Open bickelj opened 1 month ago

bickelj commented 1 month ago

Is your feature request related to a problem? Please describe.

Some of our customers use the hijack (aka "Become") for more than debugging but there are some potential issues with this: lack of audits, obfuscation of who does what, ability to change passphrases.

Is your feature request related to an existing functionality? Please describe.

Impersonate or Become uses the hijack library. The general functionality is useful for reproducing issues even in production.

Describe the solution you'd like

An alternative to hijack that can be enabled safely in production.

Describe alternatives you've considered

An awesome django list shows three potential alternatives:

Perhaps one of these would be safer to use in production, e.g. by logging impersonation events and providing a read-only view.

Additional context

We had a brief discussion about this in today's Maintainers Meeting.

The issue came up in 3961/3962.

Priority

Affected roles

frjo commented 1 month ago

@bickelj I do not think the hijack module is particularly unsafe. It is the whole concept of allowing users to act as other users that is a bad security practice.

This could be alleviated somewhat by logging that clearly shows when a users acted as another.

But imagine you calling Amazon support (if that is even possible) and any person working there could loggin and act as you on the site.

bickelj commented 1 month ago

@frjo I see your point and agree. I'm trying to find a balance between the present reality of hijack enabled in some production sites and the best security practice of "do not enable hijack in production." Amazon operates at a different scale and so "any person working there" could be tens of thousands of people versus "any person working there" for a small funder would be more like five people. Regardless of the scale of privacy violations, I see your point. At the same time, some folks have found it extremely helpful when reproducing an issue to see the application from that person's view.

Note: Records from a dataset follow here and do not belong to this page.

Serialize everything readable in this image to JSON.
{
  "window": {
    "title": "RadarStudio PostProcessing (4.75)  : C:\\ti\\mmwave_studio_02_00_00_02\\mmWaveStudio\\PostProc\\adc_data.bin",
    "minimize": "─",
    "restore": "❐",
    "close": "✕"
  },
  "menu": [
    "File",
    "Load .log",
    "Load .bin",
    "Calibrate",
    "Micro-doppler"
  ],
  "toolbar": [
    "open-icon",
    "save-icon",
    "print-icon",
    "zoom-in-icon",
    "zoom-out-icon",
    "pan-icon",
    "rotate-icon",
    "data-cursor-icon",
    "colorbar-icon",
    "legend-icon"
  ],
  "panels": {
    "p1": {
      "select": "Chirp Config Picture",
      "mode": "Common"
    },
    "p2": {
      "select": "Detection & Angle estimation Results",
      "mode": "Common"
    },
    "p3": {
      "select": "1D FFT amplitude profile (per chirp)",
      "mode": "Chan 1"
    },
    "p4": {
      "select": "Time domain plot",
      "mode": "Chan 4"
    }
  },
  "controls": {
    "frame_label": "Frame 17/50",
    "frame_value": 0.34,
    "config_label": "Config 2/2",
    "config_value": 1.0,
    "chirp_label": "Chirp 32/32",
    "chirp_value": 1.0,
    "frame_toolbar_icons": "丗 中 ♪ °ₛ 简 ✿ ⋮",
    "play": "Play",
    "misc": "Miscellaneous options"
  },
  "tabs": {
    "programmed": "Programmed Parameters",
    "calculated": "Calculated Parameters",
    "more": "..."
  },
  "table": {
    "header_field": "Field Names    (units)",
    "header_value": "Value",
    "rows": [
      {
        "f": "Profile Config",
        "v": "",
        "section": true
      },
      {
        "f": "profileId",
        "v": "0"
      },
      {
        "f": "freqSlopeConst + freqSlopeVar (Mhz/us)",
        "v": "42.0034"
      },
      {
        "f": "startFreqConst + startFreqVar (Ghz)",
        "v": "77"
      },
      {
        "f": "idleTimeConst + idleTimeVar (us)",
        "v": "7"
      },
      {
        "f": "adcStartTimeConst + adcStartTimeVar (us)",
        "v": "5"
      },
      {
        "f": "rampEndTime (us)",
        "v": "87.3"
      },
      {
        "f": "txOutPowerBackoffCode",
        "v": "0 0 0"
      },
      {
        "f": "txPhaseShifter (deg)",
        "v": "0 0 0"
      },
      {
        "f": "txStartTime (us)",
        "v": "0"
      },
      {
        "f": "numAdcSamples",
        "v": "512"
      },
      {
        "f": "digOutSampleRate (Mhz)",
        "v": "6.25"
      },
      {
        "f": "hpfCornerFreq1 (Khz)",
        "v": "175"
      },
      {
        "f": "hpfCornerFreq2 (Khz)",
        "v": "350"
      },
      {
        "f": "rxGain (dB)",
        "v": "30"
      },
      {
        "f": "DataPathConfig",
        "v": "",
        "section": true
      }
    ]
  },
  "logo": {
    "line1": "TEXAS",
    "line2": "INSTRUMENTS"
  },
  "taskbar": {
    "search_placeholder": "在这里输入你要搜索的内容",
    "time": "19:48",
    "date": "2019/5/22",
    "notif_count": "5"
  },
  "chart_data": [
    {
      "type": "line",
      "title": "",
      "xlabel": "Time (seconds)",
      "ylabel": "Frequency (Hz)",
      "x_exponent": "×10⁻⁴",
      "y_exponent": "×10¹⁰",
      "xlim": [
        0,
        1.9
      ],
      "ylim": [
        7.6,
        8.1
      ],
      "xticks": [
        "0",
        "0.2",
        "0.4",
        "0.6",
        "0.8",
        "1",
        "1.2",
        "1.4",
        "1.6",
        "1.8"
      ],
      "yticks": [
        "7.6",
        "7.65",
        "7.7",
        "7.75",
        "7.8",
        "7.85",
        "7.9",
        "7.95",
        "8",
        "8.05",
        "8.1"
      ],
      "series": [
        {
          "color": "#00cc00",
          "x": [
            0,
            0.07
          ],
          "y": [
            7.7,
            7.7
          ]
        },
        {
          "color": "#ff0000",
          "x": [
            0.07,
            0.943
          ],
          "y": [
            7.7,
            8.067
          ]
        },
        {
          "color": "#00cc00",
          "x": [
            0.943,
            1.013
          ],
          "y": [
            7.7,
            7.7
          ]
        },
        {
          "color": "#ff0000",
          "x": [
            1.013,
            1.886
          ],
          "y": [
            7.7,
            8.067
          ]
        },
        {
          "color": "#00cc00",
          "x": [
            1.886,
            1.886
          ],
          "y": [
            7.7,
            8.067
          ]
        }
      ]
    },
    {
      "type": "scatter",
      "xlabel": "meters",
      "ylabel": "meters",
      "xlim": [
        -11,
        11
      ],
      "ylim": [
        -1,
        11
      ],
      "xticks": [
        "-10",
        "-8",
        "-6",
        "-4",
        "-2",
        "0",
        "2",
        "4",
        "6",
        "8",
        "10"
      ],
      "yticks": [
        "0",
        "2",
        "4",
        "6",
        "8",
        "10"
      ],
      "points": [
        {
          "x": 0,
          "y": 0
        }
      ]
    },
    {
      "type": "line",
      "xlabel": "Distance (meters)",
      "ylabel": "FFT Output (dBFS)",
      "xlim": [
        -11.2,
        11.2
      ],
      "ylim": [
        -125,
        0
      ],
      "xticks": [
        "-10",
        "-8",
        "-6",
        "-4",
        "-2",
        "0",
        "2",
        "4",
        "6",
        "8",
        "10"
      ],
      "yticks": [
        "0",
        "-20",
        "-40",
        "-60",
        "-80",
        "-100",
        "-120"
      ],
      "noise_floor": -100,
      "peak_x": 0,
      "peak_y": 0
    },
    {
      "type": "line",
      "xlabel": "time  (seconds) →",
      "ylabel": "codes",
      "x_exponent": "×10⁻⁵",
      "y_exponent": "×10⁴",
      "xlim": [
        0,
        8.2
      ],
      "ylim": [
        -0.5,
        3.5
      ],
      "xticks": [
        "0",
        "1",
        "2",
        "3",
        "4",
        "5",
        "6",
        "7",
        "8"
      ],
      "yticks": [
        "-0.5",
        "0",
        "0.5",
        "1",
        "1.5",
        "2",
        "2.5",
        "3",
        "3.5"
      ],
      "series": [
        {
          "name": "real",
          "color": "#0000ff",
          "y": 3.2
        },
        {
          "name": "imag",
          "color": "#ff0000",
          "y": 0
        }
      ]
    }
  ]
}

How do you typically reproduce issues that appear for user A but not for your user when logged into production? Is that reproduction feasible for a non-developer? What would you recommend?

frjo commented 1 month ago

@bickelj For support I think screen sharing (Google meet etc.) can work well.

If the organisation absolutely wanted to use this feature in production I would make sure they fully understand the implications. If they are ready to take full responsibility then turn it on.

I audit log would be a good feature in these cases.